Nearmap Ltd (ASX: NEA)
Another mid cap ASX share to look at is Nearmap. It is an aerial imagery technology and location data company.
Thanks to its technology, every day the company helps thousands of users conduct virtual site visits for deep, data-driven insights. It notes that this enables informed decisions, streamlined operations, and significant cost savings.
Demand for its offering has been growing strongly in the ANZ and North American markets over the last few years and has continued in FY 2021. Earlier this week, Nearmap released its full year update and revealed a record performance in the United States.

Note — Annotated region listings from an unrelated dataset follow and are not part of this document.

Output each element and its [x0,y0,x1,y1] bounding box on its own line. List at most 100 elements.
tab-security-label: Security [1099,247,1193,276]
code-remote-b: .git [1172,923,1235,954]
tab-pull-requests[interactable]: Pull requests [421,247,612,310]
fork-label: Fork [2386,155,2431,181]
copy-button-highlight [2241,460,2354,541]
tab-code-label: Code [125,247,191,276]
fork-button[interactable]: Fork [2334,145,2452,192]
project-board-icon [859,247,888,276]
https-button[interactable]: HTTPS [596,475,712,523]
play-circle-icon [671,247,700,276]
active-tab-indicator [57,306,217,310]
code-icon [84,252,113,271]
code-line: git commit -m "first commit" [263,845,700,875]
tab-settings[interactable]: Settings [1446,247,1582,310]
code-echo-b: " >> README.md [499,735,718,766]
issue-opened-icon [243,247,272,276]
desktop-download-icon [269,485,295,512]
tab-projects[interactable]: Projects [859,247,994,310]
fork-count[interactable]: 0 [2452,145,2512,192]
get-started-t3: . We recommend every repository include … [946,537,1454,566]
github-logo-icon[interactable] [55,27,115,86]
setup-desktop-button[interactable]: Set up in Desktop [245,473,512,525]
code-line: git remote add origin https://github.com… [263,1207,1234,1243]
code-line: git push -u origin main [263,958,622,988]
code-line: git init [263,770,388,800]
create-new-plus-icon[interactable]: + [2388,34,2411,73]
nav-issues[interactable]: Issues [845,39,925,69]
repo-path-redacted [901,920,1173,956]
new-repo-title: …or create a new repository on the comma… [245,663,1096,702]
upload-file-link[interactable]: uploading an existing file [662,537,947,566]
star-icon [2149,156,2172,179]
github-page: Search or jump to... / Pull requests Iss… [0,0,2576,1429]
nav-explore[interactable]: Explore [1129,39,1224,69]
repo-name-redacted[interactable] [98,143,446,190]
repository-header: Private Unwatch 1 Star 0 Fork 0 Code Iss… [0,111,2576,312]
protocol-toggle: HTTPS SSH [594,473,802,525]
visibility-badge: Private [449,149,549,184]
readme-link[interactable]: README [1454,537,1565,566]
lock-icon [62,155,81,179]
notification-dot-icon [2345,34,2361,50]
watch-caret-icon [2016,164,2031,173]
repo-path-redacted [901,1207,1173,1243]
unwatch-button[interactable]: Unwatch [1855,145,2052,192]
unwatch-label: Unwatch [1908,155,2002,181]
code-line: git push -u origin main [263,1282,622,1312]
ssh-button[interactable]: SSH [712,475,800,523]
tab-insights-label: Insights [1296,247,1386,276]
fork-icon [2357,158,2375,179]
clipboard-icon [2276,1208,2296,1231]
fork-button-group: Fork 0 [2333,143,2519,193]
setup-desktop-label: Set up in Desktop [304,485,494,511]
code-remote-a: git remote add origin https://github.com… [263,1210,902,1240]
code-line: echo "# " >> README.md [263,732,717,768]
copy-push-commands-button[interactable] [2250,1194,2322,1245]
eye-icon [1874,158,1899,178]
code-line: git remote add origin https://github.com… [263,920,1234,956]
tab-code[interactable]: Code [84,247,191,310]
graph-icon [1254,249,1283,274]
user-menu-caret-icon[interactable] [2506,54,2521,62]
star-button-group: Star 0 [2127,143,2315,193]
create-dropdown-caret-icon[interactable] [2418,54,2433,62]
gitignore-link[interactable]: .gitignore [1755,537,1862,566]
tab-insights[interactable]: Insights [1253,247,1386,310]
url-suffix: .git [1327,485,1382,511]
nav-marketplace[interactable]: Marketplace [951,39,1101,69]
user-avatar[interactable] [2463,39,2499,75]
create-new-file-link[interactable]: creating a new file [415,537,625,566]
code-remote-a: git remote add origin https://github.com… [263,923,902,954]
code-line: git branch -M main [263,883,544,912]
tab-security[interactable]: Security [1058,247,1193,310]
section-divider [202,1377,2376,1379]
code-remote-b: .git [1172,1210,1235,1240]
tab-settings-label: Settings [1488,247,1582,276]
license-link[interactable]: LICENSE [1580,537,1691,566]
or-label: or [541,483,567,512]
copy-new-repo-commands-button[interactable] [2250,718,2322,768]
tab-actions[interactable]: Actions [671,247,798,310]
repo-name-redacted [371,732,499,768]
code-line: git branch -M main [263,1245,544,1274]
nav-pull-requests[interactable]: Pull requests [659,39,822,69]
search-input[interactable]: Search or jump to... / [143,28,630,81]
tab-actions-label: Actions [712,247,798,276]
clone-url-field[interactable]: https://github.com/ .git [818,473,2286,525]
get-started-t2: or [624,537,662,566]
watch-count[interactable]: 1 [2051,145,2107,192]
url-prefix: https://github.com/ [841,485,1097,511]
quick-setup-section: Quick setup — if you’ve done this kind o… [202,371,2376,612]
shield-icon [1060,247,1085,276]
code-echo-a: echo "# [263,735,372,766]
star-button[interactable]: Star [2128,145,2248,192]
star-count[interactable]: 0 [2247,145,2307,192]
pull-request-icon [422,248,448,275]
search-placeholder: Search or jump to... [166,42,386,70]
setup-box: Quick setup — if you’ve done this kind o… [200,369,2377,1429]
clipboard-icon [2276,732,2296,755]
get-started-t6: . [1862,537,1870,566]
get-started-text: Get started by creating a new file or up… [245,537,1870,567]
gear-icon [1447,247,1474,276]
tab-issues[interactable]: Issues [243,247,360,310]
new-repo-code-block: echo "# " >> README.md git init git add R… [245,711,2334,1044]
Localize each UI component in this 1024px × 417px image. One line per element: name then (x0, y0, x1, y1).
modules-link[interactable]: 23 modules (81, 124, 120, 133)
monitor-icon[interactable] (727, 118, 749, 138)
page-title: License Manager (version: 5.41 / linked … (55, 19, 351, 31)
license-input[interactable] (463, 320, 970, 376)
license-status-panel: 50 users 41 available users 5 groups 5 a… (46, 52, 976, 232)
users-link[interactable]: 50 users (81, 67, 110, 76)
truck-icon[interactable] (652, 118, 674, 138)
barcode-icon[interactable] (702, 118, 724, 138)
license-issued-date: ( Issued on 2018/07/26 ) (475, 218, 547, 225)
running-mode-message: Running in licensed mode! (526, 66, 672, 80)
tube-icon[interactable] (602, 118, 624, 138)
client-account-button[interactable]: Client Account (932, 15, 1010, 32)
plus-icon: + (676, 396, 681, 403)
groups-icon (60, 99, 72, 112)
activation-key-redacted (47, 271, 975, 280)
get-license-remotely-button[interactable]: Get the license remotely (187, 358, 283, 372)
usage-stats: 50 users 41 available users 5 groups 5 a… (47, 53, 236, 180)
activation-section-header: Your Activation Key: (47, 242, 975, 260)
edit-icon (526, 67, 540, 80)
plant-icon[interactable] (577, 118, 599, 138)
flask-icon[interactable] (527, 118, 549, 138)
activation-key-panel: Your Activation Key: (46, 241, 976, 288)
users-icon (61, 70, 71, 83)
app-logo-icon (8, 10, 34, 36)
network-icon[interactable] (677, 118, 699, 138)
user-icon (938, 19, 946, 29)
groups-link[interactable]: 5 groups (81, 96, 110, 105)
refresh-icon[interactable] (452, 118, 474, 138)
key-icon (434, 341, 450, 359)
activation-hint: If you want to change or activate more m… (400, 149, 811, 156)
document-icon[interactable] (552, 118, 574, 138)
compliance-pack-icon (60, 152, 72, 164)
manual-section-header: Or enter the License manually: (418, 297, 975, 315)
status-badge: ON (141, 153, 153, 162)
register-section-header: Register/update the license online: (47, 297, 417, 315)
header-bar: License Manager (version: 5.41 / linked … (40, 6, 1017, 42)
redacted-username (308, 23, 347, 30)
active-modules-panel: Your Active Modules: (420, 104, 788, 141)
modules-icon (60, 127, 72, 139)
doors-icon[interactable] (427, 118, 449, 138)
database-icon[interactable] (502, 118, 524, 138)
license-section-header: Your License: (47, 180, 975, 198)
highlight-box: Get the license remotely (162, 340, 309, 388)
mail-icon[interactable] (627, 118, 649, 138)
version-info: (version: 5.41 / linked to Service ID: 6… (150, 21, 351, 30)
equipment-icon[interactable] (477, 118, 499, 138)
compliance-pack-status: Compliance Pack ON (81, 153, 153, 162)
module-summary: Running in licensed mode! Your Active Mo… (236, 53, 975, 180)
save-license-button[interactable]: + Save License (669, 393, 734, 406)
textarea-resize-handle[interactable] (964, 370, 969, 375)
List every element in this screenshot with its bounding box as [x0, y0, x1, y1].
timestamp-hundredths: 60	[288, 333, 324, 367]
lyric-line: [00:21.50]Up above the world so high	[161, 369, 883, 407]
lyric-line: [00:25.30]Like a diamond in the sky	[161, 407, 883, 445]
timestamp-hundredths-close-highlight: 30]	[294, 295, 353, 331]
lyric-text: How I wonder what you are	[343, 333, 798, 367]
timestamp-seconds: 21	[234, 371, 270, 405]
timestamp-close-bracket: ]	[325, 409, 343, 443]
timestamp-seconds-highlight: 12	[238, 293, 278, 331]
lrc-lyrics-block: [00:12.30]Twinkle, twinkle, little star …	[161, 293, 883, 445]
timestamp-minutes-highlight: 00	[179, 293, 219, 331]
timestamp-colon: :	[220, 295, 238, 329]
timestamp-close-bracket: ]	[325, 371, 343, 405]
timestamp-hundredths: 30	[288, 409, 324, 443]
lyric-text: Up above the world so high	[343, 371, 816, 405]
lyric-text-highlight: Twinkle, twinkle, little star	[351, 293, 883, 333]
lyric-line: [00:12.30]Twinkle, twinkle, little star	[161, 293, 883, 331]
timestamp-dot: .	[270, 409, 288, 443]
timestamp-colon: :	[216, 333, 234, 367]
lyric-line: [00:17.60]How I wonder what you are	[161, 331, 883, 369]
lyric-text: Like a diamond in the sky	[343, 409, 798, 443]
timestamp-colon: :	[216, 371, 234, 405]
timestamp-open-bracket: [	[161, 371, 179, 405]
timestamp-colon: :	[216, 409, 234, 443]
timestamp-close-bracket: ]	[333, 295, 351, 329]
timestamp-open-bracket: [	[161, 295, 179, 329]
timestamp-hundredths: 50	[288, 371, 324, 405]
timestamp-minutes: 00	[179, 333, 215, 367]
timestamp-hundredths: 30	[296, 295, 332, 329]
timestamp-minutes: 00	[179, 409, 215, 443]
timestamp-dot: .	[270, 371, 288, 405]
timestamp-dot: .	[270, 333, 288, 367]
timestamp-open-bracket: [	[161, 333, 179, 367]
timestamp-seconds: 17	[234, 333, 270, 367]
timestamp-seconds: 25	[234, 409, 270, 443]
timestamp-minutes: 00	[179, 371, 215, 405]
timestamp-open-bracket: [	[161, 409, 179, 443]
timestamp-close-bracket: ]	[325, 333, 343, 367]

This led to Nearmap outperforming its guidance in FY 2021.
It expects to report a 26% increase in annual contract value (ACV) to $133.8 million on a constant currency basis. This compares to its previously upgraded ACV guidance of $128 million to $132 million.
Looking ahead, management appears confident in its growth trajectory. It continues to target annualised contract value (ACV) growth of 20% to 40% per annum over the long term, with underlying churn of less than 10%.
Morgan Stanley remains bullish. This week the broker retained its overweight rating and $3.20 price target on its shares.